食事が終わるとシャルはとっとと部屋へ戻っててしまったが、領主は僕を談話室へ誘ってきた。美味しい酒を飲みながら領主は勝手に喋りだした。
昔、まだ若い時にあの山に登ったことがあるんだ。だけど木に目印をつけても、縄を持って引っ張りながら登っても、いつの間にか必ず同じ場所に戻ってしまうんだ。きっと何かの魔法なんだと思っていたが、まさかこんなことになるとはね・・・あのユマって子が現れた時私は急いで山に登ったんだ。そうしたら昔はあんなに苦労してたどり着けなかった頂上にすんなりたどり着いた。だが透明な壁に阻まれてどうしてもそれ以上先には進めなかった。あの山の何かが変わったんだ・・・
一人で喋っていた領主がそこで急に僕の顔を見た。
「・・・黙っていたがあのユマと名乗った女は、ミコがこの国を滅ぼそうとしていると言ったんだ。君がドーナー家の悪魔だというなら、この謎を解いてくれないか。知っての通り私にはこの領地を守る義務がある。あの山を越えてなにか良からぬものがやってくるなら、私はそれを止めなくてはいけないんだ。」
真っすぐで強い視線に「自分でやれよ」という言葉を飲み込んだ。まあ僕もドーナー家が途絶えるのは嫌だけどさ。
「・・・悪魔に頼み事すると高いよ?」
「構わない。私が出せるものなら全て差し出そう。娘以外。」
釘を指すのが早すぎてうっかり笑ってしまった。
「そこはまあ・・・追々ね。」
「娘以外で頼む。」
しつこい領主に適当に返事をしながらその晩は二人で酒を飲んだ。領主は勝手に妻との馴れ初めを語っていた気がする。あまり聞いていなかったが、領主が惚れぬいて妻にしたものの若くしてあっさり死んでしまったそうだ。どこかで聞いたような話だ。

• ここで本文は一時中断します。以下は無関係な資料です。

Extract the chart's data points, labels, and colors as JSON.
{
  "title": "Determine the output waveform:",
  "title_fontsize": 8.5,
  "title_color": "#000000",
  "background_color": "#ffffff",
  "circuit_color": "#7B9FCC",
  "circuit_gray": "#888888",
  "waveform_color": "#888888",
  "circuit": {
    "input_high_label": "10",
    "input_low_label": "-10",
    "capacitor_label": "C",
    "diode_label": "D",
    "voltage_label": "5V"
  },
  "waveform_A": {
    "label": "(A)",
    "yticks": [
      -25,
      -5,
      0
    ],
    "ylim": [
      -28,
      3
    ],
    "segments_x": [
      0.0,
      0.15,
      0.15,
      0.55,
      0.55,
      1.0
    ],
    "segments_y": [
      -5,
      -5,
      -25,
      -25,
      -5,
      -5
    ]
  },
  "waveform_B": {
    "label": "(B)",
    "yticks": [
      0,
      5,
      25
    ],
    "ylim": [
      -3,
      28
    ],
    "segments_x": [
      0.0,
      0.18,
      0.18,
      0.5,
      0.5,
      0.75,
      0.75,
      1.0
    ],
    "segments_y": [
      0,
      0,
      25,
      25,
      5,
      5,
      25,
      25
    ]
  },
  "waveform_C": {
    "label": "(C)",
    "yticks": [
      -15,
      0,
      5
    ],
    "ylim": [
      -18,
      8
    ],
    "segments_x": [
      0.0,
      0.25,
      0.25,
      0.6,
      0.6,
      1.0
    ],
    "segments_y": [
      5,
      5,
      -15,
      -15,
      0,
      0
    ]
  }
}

「娘のシャルは内気な子でね・・・特に一人っ子でこのドーナー家を継ぐのはあの子しかいないせいか昔から変な男がすぐ纏わりついて来て・・・私が見つけ次第すぐ追い払っていたんだが、王立学園では色々不愉快な思いをしたらしい・・・難しいね。いつまでも私がそばにいられる訳じゃないし・・・。」
領主は酔って来たらしく呂律が怪しくなってきた。
「僕にもらってくれって話してる?」
「まさか! 妻がいる悪魔なんて冗談じゃない!!」
「でも僕ならあの子が死ぬまで守ってあげられるよ?」
領主はしばらく唸っていたと思ったらいつの間にか眠ってしまっていた。ドーナー家の人間は酒に強いと思っていたがどうやらこの男はそうでもないらしい。
酒臭い空気を入れ替える為に窓を開けると暗闇の中に花の匂いがした。
花が咲いて散るまでを見る日々が、また始まるのだと思った。